The next advantage of a vector-based format such as PDF is the reduced filesize. However, this is true for basic line-based work, but as soon as you use more fancy things such as transparency or textures or gradients, most CAD systems will turn that into bitmap anyway, so much for the file size. And large complex areas filled with one color can often be smaller in size in bitmap than vector format, where havy triangulation is needed (which by the way often stays visible in the PDF file). So there is not much difference at the end.

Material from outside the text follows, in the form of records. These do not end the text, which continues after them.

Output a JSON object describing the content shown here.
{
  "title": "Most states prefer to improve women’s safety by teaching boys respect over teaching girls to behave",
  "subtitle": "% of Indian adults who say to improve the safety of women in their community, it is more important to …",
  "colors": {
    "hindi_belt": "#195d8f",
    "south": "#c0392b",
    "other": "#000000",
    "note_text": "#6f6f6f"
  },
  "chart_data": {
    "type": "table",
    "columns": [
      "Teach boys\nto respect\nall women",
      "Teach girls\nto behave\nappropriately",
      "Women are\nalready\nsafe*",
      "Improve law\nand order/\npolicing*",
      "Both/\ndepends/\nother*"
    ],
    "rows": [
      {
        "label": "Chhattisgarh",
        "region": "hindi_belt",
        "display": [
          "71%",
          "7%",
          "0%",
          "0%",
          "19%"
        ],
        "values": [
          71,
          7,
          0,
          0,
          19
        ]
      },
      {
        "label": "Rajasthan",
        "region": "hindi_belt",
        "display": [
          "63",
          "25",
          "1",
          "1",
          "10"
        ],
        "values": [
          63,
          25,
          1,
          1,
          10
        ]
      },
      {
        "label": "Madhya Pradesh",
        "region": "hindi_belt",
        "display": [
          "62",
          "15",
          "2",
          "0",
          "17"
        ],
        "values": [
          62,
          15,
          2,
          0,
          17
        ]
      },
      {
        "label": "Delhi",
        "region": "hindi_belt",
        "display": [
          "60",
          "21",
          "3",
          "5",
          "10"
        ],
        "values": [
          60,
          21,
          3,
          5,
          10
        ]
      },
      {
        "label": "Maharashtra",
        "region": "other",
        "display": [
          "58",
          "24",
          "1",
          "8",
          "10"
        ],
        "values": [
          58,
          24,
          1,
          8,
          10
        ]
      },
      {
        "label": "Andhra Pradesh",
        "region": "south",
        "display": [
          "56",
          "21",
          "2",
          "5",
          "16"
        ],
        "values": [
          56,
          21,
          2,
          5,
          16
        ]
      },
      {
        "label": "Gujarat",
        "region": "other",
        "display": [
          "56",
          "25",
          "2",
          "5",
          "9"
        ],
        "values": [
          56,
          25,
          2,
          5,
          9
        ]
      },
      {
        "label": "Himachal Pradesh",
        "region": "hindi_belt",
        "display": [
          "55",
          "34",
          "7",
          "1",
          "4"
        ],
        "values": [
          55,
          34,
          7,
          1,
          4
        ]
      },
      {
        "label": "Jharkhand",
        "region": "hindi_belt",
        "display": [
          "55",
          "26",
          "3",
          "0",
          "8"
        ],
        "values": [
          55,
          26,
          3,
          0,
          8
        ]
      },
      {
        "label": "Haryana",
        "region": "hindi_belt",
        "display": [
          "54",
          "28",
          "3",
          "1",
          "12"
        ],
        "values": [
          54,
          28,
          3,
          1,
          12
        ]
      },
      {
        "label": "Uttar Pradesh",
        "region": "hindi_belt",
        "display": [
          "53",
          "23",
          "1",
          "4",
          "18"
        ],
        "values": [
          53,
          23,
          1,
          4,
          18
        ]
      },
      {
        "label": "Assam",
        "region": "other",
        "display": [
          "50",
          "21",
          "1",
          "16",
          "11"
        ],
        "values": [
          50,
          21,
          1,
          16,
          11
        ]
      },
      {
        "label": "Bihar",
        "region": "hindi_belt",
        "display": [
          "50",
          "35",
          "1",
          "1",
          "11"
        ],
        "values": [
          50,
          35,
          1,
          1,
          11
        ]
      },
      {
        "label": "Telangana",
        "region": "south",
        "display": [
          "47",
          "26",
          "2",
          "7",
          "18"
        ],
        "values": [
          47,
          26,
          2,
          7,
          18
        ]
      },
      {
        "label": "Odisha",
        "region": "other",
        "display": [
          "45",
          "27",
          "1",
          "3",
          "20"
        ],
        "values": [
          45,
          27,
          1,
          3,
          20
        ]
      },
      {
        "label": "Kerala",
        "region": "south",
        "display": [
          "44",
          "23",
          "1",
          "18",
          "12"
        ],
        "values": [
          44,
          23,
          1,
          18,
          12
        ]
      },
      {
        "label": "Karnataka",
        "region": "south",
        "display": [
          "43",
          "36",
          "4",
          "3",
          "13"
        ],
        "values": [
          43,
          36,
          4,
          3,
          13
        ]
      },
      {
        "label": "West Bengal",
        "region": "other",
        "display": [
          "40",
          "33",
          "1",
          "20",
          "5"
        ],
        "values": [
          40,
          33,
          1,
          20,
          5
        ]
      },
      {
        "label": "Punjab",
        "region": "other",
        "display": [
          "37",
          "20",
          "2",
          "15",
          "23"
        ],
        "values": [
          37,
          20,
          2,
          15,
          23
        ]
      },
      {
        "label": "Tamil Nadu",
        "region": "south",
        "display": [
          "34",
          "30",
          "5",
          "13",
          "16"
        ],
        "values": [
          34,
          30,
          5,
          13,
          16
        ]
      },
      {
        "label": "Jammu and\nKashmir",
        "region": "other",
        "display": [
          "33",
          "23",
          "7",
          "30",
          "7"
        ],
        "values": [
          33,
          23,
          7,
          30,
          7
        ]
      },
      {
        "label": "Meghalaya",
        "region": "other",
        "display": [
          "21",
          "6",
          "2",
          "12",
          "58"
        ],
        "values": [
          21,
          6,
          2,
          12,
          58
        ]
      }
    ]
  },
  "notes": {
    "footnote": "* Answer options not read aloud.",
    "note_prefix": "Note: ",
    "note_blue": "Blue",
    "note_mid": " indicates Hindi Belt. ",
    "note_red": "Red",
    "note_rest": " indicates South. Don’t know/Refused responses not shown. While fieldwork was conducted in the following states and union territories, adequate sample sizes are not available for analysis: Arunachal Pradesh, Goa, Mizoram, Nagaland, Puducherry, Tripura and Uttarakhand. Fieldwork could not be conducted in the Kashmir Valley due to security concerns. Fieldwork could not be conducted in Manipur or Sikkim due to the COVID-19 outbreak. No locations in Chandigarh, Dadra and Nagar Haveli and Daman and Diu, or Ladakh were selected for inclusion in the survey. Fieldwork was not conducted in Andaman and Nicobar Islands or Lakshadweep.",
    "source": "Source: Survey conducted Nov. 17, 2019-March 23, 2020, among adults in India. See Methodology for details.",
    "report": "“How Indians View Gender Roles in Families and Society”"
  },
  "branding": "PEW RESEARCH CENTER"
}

The third advantage of vector-based files is that you can zoom in and things continue to look sharp (this is certainly only useful for on-screen viewing, has any of you ever printed a PDF file at higher scale than 1x?). But this is just a matter of resolution, just save an image with enough resolution to be well readable when zoomed a lot, and this problem disappears. Plus, even if your image is embedded in a PDF file, zomming is blind-fast compared to zooming vector-based PDF files.

In the last years I've used bitmap files more and more to show traditional CAD work like floor plans. You can do all kinds of fancy things in Photoshop Gimp, and if you manage your layers well, it is totally manageable to reimport a layer from your CAD/BIM app when something changes in the project.

So I used this a lot in these construction documents. By using Working Plane Proxies you can easily configure views that you can recall anytime, so it is easy to produce a new image that is identical of the last one when the project has changed. And the Tools->Save image dialog of FreeCAD allows you to save an image with a very high resolution, which gives a very sharp result.

There are sill issues to solve, such as calculating the resulting scale, or ensuring that texts and dimensions have coherent and consequent size across different views, but that shouldn't be hard to solve.

Of course this is not the holy grail. There is still a series of situations where you'll need vector-based output. But when you try to show a project in different ways, like we did here, it might become a lot more convenient.

Arch Grid

The only real new feature I've been working on this month is the Arch Grid, that I just merged. A tool to construct a grid object, like you do in a spreadsheet: define columns and rows, change their sizes, and merge cells together.

This object can then be used to perform a series of other operations with Arch objects, for example spread objects on its vertices, face centers or edge midpoints, or use it as a base for windows, instead of a sketch, or for any other kind of situation such as constructing railings.

Download that test file here (you might need to wait a bit, because I just committed the change)

That's it for this month I'm afraid, sorry I couldn't do more, next month will likely be like this one too as we will be building the WikiLab, but you can count on me to share all I can during the construction. Almost all our wooden part are cut and ready to be assembled, the masonry base is being built now, and the assembly is scheduled to start on september 12th. If you are in São Paulo at that moment, don't miss the opportunity to participate!

Thanks again to everybody who is helping this adventure to come true, each month a step closer to a full, feature-rich open-source BIM application!